For those of you not obsessed with all things Kells, the trial of the geological eon, Illinois vs. Robert S. Kelly, started on Friday.  So far nothing terribly exciting has happened, except the selection of three jurors.  Jury selection is expected to last all week.  Much more important is that R. Kelly has been coming to court stuntin' with tight braids and a custom suit.  And since this isn't a fiesta, nobody's saying "my, my, my, my" when they see his frozen ice, as he left the three karat diamond earrings back at the Chocolate Factory.  No need to showboat at his child pornography trial, although I'm sure his player's card is tucked safely in his money clip.

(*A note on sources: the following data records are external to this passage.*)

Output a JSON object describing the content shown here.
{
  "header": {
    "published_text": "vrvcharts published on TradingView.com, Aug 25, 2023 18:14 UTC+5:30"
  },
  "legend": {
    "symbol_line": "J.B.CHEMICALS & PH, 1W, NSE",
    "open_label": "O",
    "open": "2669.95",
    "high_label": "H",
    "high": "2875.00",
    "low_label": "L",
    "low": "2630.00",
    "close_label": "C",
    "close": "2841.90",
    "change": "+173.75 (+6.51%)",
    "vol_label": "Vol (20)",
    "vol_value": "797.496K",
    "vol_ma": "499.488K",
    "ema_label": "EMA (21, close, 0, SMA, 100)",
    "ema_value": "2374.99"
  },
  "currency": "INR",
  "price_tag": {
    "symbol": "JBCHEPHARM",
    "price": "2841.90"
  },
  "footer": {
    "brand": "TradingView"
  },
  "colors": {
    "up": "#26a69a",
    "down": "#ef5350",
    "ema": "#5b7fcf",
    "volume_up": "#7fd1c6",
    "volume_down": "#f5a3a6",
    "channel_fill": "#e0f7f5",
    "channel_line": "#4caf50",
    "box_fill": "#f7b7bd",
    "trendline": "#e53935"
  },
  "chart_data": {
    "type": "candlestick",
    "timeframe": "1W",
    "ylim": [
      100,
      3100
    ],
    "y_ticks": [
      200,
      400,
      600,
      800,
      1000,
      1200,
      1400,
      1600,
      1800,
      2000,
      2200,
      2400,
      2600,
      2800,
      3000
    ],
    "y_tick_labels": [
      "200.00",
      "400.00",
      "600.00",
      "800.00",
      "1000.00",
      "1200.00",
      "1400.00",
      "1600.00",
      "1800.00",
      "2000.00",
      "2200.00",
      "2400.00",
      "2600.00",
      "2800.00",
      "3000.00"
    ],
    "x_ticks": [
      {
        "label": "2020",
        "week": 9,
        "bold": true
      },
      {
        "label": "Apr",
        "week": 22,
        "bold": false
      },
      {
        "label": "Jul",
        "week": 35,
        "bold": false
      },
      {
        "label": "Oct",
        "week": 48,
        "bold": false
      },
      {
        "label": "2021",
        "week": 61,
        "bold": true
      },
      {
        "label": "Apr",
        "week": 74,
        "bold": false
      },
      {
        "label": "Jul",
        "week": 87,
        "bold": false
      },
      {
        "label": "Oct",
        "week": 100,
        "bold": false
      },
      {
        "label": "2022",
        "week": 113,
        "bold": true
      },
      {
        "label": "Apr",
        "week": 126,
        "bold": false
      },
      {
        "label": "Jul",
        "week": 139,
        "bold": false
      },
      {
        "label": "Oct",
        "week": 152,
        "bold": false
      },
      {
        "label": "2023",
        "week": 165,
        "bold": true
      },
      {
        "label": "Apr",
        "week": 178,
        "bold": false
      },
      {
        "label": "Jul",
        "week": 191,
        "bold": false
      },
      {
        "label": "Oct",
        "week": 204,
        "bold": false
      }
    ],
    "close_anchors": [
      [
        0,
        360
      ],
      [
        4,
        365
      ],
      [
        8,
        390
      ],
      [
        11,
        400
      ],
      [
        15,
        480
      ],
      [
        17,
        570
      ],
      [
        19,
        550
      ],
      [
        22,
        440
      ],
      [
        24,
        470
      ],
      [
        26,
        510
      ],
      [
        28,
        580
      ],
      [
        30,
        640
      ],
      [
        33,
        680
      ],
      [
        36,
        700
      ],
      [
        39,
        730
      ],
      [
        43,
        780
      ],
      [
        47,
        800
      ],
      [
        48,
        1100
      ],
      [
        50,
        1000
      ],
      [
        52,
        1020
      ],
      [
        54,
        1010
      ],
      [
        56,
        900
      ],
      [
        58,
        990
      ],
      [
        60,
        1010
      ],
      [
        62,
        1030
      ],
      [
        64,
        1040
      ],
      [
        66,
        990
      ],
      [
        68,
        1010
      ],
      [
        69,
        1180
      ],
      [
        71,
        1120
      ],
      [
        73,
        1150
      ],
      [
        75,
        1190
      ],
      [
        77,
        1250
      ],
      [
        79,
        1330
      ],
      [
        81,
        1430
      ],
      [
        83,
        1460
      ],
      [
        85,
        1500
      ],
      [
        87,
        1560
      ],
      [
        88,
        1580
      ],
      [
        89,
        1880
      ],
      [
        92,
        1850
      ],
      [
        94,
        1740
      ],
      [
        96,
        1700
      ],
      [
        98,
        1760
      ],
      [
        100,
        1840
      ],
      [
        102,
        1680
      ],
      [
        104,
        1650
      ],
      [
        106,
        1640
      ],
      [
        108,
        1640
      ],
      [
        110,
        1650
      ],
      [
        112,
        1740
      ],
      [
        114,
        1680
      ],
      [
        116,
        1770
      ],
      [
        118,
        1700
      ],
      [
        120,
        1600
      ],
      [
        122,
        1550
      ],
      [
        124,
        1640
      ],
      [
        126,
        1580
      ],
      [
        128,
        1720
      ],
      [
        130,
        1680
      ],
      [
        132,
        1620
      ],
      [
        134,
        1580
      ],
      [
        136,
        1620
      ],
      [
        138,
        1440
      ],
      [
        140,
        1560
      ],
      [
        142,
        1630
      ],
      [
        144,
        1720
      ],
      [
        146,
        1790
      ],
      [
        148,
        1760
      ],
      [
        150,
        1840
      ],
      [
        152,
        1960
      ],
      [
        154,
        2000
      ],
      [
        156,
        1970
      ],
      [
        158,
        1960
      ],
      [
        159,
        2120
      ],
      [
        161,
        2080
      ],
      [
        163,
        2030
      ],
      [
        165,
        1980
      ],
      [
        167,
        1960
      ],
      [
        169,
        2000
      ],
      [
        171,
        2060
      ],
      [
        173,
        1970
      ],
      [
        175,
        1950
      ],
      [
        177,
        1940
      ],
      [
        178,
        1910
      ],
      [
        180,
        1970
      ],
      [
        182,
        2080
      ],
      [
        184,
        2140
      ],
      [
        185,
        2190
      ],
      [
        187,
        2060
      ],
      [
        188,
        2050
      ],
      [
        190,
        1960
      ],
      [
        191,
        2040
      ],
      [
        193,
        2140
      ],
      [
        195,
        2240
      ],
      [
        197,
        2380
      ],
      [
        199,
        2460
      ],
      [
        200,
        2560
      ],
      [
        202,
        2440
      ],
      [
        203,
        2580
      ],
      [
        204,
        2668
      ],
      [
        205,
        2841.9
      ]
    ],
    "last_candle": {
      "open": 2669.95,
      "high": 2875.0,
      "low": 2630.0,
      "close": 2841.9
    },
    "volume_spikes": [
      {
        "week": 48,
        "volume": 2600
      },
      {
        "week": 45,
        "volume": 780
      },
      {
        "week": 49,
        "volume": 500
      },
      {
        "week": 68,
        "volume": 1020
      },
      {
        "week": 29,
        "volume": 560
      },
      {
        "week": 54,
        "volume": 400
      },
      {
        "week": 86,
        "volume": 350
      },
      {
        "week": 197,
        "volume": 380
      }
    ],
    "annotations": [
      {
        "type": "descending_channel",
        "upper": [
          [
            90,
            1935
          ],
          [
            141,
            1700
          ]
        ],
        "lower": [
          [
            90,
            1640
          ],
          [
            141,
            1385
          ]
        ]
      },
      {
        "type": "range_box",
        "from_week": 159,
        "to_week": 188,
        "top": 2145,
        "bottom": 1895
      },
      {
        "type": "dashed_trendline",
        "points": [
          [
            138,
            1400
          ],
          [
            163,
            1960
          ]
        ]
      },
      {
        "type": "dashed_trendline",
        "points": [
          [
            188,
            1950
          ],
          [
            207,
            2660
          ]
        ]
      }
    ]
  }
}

Now I've been hearing a lot of talk about "he's a pedophile" and whatnot, but apart from his damning marriage to the late Aaliyah when she was 15, I don't see how anyone can come to this conclusion from viewing the tape in question.  If you haven't seen it, it's easily found with some internet searching, and I recommend you watch it before you jump to any conclusions about R. Kelly's guilt or innocence.  It's absolutely not clear that Kells is the man in the tape, and even though I am one of the world's biggest R. Kelly fans, I can't pick his penis out of a lineup.  All I know about his dick is that strippers keep it "on swole," it's a Capricorn, and if unleashed, it will "make the room go black."

Furthermore, since the alleged victim has denied that it's her on the tape, the prosecution has no way of proving the age of the girl supposedly involved in the child porn in question.  All they can prove is that some black dude banged a chick in some mountain-themed room at R. Kelly's mansion.  And I have no doubt that Kells's team of attorneys will work this reasonable doubt angle successfully, even if his head attorney doesn't really have much going on in the physical intimidation department:

Don't let the Lark scooter fool you; he may look like he's on his way to Costco to stock up on Ensure and Depends, but, according to the Chicago Tribune, "Edward Genson, the so-called dean of local defense lawyers, has represented high-profile personalities such as former U.S. Rep. Mel Reynolds, former Illinois inspector general Dean Bauer and media magnate Conrad Black. The 66-year-old attorney is known for displaying a stammering, disorganized courtroom demeanor that quickly transforms into a relentless, antagonistic cross-examination of prosecution witnesses."

In other words, the esteemed counselor isn't going to let his neuromuscular condition get in the way of totally owning the prosecution.  There is no way Kells is going to be convicted and sentenced to 15 years.  In fact, it's probably going to be a tougher job judging the hair braiding contest currently underway at R. Kelly's official website.  Once they get a jury together, this trial's going to last a week and end in a verdict of "not guilty, y'all gots to feel me."  He's going to be popping bottles of Cris with mamas to celebrate the release of TP Fourth Quarter this summer, a free man.  Trust this.